A panel mounted human machine interface (HMI) as shown in Figure 4 was introduced for the operator interface. Enhanced graphic displays and an elaborate alarming system were configured for easy operation. Advanced maintenance features such as historical trends with one-second time base and event logging were installed for ease of debugging and troubleshooting.
This downtime provided an excellent opportunity to replace all field cables from field to control panel and motor control centre since they were causing frequent ground faults. Additional cables were also laid to separate the paralleled common signals. The old trolley based manual synchronizing unit was replaced with a state-of-the-art panel mounted auto synchronizer.
Working extensively with the system integrator on the retrofit provided several eye openers for Alba. First and foremost the system integrator had to be provided with several technical details, as they were not aware of all the specifics of the existing control system. This led to increased workload on Alba’s technical staff.

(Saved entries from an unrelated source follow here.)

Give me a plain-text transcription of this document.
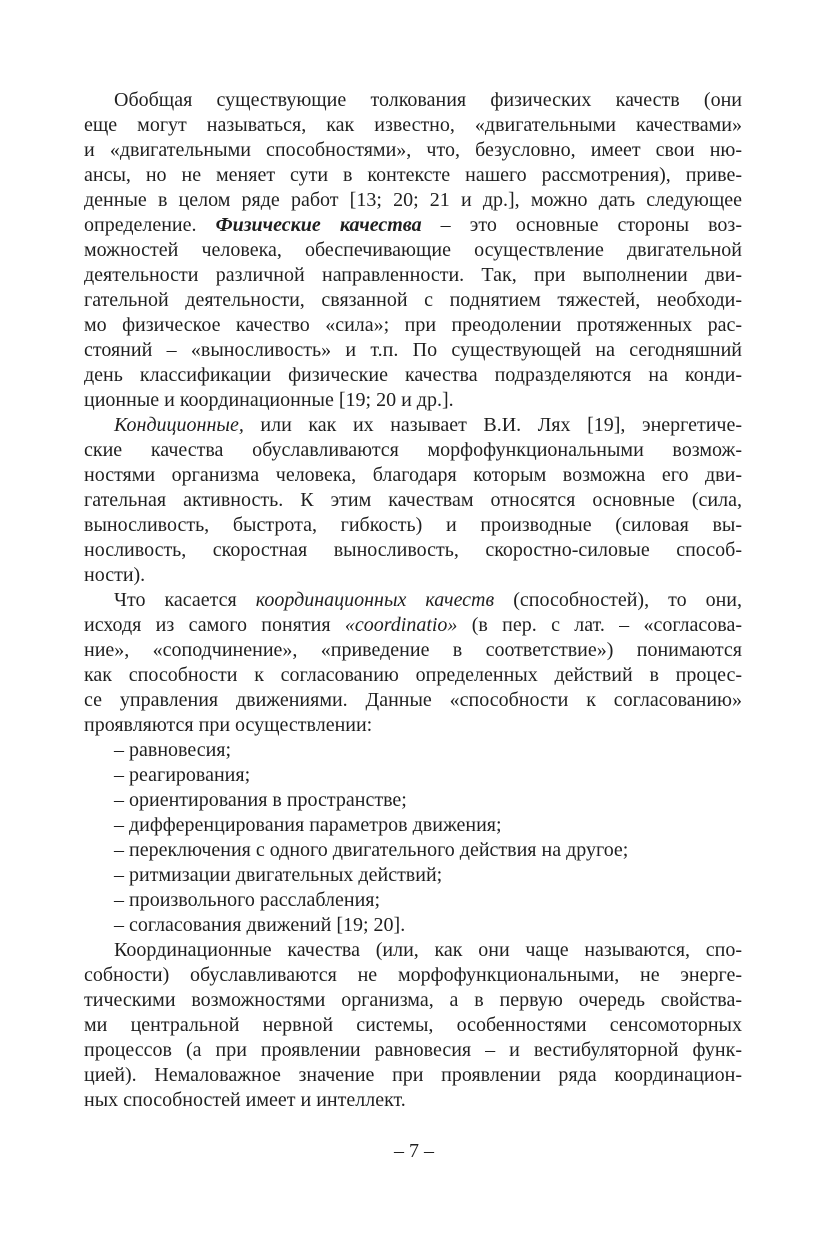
Обобщая существующие толкования физических качеств (они
еще могут называться, как известно, «двигательными качествами»
и «двигательными способностями», что, безусловно, имеет свои ню-
ансы, но не меняет сути в контексте нашего рассмотрения), приве-
денные в целом ряде работ [13; 20; 21 и др.], можно дать следующее
определение. Физические качества – это основные стороны воз-
можностей человека, обеспечивающие осуществление двигательной
деятельности различной направленности. Так, при выполнении дви-
гательной деятельности, связанной с поднятием тяжестей, необходи-
мо физическое качество «сила»; при преодолении протяженных рас-
стояний – «выносливость» и т.п. По существующей на сегодняшний
день классификации физические качества подразделяются на конди-
ционные и координационные [19; 20 и др.].
Кондиционные, или как их называет В.И. Лях [19], энергетиче-
ские качества обуславливаются морфофункциональными возмож-
ностями организма человека, благодаря которым возможна его дви-
гательная активность. К этим качествам относятся основные (сила,
выносливость, быстрота, гибкость) и производные (силовая вы-
носливость, скоростная выносливость, скоростно-силовые способ-
ности).
Что касается координационных качеств (способностей), то они,
исходя из самого понятия «coordinatio» (в пер. с лат. – «согласова-
ние», «соподчинение», «приведение в соответствие») понимаются
как способности к согласованию определенных действий в процес-
се управления движениями. Данные «способности к согласованию»
проявляются при осуществлении:
– равновесия;
– реагирования;
– ориентирования в пространстве;
– дифференцирования параметров движения;
– переключения с одного двигательного действия на другое;
– ритмизации двигательных действий;
– произвольного расслабления;
– согласования движений [19; 20].
Координационные качества (или, как они чаще называются, спо-
собности) обуславливаются не морфофункциональными, не энерге-
тическими возможностями организма, а в первую очередь свойства-
ми центральной нервной системы, особенностями сенсомоторных
процессов (а при проявлении равновесия – и вестибуляторной функ-
цией). Немаловажное значение при проявлении ряда координацион-
ных способностей имеет и интеллект.
– 7 –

Figure 4. A panel mounted human machine interface (HMI) was introduced for the operator interface
Secondly the system integrator generally uses third party products that can cause interfacing problems during commissioning. The interfacing problem of existing LVDT with the new servo controllers was a good example in this case. The system integrator also tends to put more emphasis on achieving low cost as opposed to technical excellence when selecting solutions in order to maximise profit.
Proper planning and co-ordination between vendor and various departments within Alba, however, resulted in an efficient installation and commissioning of the new system. Looking into the future, the generator rewinding and control system upgrade has increased the life expectancy of the gas turbines. The reliability of the new control system has also significantly improved the stability of the power station as a whole.